Our information architects felt we needed a number of sample searches to help orient new users to RedLightGreen -- give a sense of the breadth of content, the type searches that are supported. Pam Dewey, from Member Services, suggested that we arrange it as different sample paper topics, and she looked up assignments on-line. Once we were able to get the full database to search, Joe Zeeman began vetting the assignments.
We had declined to use Recommind's stop words when indexing the documents. Over half of RLG's Union Catalog are records for items not in English. While the records would be coded for the language of the item, much of the cataloging is in English. Still, even were we to decide that we would use the 008 language fields to catalog the transcribed MARC fields and treat the rest as English, we would still apply English stop words to non-English fields. Not only are uniform titles not necessarily in the language of the item *or* in the cataloging language, but we also have catalog records from libraries that catalog in languages other than English. (For example, the Swiss National Library is now a member and catalogs in three languages.) Since using the Recommind relationship analysis to provide cross language access was a goal, we didn't want to sabotage it by applying stop words across the board.
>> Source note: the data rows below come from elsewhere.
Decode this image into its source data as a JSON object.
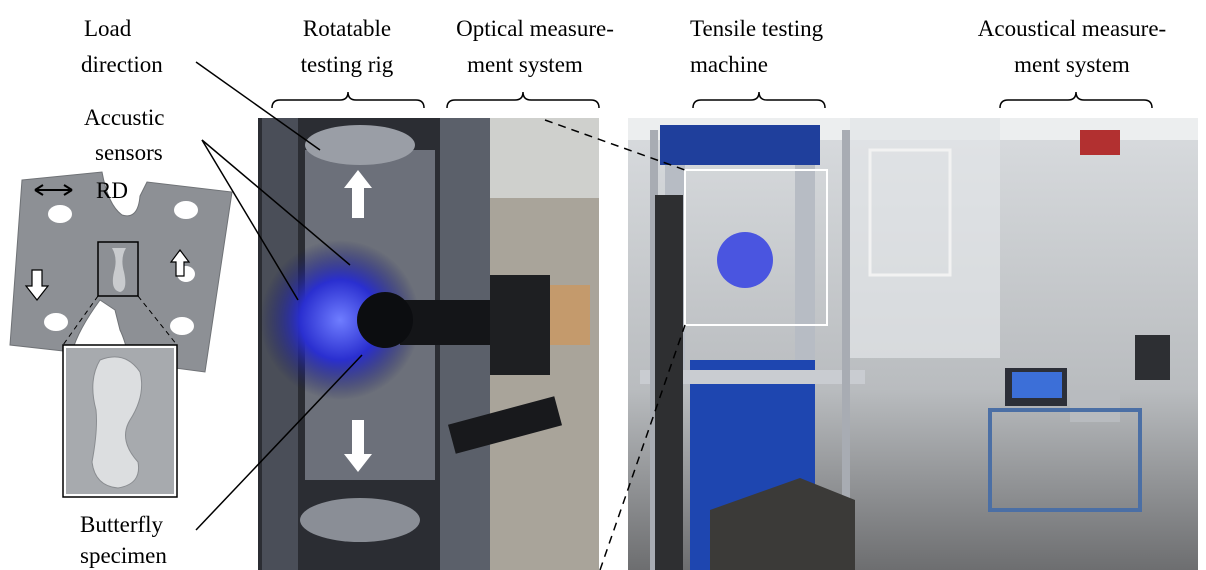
{
  "labels": {
    "load_direction": [
      "Load",
      "direction"
    ],
    "acoustic_sensors": [
      "Accustic",
      "sensors"
    ],
    "rolling_direction": "RD",
    "butterfly_specimen": [
      "Butterfly",
      "specimen"
    ],
    "rotatable_rig": [
      "Rotatable",
      "testing rig"
    ],
    "optical_system": [
      "Optical measure-",
      "ment system"
    ],
    "tensile_machine": [
      "Tensile testing",
      "machine"
    ],
    "acoustical_system": [
      "Acoustical measure-",
      "ment system"
    ]
  }
}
With these stop words indexed, the Recommind engine gives the same results for a search on "caste in India" as "caste India." The very common articles and prepositions don't take a prominent position in the word vectors that determine relatedness. The same results, though, take an order of magnitude longer to return.
My initial response was to blow that off. Who searches with whole phrases? Well, it seems around half the folks with whom i talked search whole phrases. They know the articles and propositions don't affect the results; they expect them to be stripped away, Google-like, so they type the whole phrase.
I run to the opposite extreme. I'll often just use "francisco" with other terms when trying to find San Francisco related results. After hall conferences, a quick call to Recommind indicated we could turn on the stop words now, leaving the words indexed in the system. Enough RLG staff seemed to expect the words to be stripped out, and the delay in the search did seem significant. "Go ahead," i said, "and we'll review the stop word list later."
The stop word list was extensive. Recommind's large legal clientele seems obvious when noting the stop words of "accordingly," "consequently," "furthermore," "howbeit," and especially "thereafter," "thereby," "therefore," "therein," "thereof," "thereto," and "thereupon." The amount of correspondence indexed reveals itself in excluding a number of salutations.
"Death Becomes Her" became a search for "death" with this stop word list. I rapidly revised down the 576 stop words to 58. Twenty-five of those were the letters of the alphabet except for X. "Generation X" is, apparently, a well used subject heading.
We've got the shorter stop word list in place now; i hope no one expects to find the results of "Who, What, Where, and Why In Having A Will."
Constant review of the duration of searches and the frequency certain words are used is going to be required for us to tune that short list. We’ll likely implement the stop word list at the application layer, so that we can allow a user to require a stop word as well.